Selain itu, jika dilihat dari proses awal sebelum Kepala Daerah menjabat, maka biaya politik yang tinggi dapat diidentifikasikan sebagai salah satu faktor pendorong korupsi kepala daerah. Dalam OTT para kepala daerah ini, terdapat beberapa pelaku yang mengumpulkan uang untuk tujuan pencalonan kembali, dan pengumpulan mantan tim sukses untuk "mengelola" proyek di daerah tersebut.

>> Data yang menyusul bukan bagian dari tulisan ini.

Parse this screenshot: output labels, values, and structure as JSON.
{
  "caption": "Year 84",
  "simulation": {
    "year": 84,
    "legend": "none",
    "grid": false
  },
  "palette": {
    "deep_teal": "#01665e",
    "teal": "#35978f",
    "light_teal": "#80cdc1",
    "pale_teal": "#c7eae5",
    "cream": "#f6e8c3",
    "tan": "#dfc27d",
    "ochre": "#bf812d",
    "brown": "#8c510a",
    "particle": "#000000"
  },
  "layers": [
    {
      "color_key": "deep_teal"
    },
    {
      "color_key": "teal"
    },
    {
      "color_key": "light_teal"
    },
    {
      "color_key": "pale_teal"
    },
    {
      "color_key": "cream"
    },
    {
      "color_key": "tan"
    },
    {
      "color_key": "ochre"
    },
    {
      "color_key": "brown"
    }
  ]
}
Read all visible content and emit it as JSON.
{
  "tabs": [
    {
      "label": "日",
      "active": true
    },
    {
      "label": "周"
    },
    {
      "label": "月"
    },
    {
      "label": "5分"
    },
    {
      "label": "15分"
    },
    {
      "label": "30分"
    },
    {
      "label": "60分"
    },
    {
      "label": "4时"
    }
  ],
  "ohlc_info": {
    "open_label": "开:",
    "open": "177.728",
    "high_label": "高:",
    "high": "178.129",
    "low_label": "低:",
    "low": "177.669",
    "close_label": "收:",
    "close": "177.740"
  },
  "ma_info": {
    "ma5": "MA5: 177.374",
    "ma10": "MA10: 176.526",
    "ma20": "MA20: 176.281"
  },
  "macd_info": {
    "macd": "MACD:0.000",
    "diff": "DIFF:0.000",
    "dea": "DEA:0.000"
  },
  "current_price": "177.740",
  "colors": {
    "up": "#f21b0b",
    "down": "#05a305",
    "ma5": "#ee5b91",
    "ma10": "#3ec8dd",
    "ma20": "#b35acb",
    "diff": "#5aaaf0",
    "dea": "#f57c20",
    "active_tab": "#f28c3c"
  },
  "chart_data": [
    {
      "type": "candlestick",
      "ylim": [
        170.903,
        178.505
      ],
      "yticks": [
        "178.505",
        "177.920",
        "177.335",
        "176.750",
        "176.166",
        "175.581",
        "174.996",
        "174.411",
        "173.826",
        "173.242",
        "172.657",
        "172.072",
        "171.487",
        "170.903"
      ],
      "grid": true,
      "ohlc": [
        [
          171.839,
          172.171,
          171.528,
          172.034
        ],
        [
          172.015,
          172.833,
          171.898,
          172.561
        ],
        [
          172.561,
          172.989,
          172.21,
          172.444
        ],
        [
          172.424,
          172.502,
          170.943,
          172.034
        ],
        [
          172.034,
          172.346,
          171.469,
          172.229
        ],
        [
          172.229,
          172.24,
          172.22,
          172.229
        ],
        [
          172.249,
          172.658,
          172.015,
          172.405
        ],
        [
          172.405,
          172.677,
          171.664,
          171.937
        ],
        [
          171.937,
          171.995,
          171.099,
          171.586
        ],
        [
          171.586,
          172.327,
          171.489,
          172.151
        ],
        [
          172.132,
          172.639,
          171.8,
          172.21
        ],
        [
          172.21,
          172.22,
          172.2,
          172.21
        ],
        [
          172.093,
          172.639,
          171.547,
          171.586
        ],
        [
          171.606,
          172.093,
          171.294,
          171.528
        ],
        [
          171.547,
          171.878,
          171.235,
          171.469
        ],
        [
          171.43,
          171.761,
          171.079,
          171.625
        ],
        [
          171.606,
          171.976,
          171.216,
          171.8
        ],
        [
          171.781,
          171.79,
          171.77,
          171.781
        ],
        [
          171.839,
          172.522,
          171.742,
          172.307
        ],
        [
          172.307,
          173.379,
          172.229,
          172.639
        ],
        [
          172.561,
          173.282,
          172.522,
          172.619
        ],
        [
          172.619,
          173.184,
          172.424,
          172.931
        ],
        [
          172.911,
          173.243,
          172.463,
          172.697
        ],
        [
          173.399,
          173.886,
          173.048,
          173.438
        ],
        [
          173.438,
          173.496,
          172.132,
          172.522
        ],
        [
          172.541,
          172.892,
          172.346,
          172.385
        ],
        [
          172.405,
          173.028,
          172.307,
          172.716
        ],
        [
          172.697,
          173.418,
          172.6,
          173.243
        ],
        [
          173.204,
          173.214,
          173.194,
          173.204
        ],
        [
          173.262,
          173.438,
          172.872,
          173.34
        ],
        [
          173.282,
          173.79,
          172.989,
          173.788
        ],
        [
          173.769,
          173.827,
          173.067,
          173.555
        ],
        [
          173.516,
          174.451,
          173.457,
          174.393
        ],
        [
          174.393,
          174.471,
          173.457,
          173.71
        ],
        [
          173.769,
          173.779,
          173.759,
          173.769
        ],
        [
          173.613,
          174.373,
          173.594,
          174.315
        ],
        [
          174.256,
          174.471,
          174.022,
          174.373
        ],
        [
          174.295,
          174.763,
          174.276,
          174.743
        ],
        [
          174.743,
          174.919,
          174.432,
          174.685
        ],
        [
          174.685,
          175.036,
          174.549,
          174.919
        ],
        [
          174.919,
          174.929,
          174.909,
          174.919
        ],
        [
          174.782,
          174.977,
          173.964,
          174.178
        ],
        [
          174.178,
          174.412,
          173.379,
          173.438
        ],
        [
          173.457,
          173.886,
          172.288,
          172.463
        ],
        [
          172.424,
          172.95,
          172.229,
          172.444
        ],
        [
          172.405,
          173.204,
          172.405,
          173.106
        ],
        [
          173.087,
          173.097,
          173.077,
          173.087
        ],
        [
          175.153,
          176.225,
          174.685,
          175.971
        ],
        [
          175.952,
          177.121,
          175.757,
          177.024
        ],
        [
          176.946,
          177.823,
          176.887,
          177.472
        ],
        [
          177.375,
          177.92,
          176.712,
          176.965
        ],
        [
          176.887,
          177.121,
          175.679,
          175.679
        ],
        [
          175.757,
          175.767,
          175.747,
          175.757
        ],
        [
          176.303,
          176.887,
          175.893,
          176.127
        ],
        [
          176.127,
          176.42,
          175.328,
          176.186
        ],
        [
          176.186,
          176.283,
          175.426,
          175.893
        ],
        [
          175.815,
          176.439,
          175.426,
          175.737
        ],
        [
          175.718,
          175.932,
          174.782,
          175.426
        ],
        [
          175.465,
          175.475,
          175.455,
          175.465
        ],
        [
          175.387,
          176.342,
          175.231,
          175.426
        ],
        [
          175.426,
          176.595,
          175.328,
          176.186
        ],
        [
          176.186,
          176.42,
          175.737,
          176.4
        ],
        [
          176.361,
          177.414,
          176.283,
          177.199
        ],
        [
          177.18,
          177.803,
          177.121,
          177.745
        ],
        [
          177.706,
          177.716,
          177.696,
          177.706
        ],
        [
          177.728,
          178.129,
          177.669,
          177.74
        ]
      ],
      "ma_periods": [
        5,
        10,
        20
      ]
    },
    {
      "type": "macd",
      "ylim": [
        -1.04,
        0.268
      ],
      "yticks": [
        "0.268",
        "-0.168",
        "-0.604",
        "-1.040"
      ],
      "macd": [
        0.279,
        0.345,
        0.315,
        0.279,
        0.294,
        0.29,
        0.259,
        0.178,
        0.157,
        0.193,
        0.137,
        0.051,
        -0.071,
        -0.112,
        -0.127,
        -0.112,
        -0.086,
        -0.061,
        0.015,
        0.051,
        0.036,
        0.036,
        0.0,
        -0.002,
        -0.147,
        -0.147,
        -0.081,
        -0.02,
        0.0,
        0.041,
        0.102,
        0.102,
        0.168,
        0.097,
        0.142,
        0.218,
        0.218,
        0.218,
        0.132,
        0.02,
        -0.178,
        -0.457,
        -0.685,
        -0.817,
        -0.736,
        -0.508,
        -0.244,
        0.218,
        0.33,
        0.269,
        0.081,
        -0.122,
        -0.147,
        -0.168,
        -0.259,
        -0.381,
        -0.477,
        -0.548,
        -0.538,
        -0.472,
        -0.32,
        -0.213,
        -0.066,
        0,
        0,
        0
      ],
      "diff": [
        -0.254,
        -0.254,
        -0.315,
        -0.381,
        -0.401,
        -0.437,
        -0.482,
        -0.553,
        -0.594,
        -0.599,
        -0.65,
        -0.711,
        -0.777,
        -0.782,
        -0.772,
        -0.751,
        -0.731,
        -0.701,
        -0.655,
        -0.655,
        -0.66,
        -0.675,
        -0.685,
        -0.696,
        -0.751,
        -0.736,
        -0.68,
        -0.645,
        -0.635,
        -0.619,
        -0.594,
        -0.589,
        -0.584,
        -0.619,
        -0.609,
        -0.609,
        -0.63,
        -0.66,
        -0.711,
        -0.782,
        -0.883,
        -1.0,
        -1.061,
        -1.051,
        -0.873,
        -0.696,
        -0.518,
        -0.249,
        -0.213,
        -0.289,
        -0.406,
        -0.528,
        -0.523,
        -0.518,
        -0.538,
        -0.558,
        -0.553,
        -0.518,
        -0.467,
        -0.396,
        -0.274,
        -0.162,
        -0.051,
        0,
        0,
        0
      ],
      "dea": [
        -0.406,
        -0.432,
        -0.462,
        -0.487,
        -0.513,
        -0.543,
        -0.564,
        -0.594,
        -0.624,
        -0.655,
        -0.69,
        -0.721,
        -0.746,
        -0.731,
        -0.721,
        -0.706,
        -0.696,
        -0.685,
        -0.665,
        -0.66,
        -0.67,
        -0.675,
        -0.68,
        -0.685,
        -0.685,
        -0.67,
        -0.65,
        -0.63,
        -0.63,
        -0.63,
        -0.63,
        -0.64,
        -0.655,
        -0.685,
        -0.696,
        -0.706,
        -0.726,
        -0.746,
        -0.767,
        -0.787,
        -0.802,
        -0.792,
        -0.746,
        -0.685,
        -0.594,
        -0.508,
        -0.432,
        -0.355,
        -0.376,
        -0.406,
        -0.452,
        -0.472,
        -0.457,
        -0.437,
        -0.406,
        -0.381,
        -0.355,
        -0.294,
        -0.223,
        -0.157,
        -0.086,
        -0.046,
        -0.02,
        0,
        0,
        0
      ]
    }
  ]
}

Akuntabilitas sumbangan dana kampanye menjadi salah satu faktor krusial yang perlu diperhatikan. Karena hubungan pelaku ekonomi dan politik yang tertutup rentan memicu persekongkolan dan penyalahgunaan wewenang saat kepala daerah menjabat. Utang dana kampanye tersebut beresiko dibayar melalui alokasi proyek di daerah.
"Jika 2 hal di atas tidak diselesaikan, akan semakin sulit mengurai benang kusut korupsi politik di daerah," tegasnya.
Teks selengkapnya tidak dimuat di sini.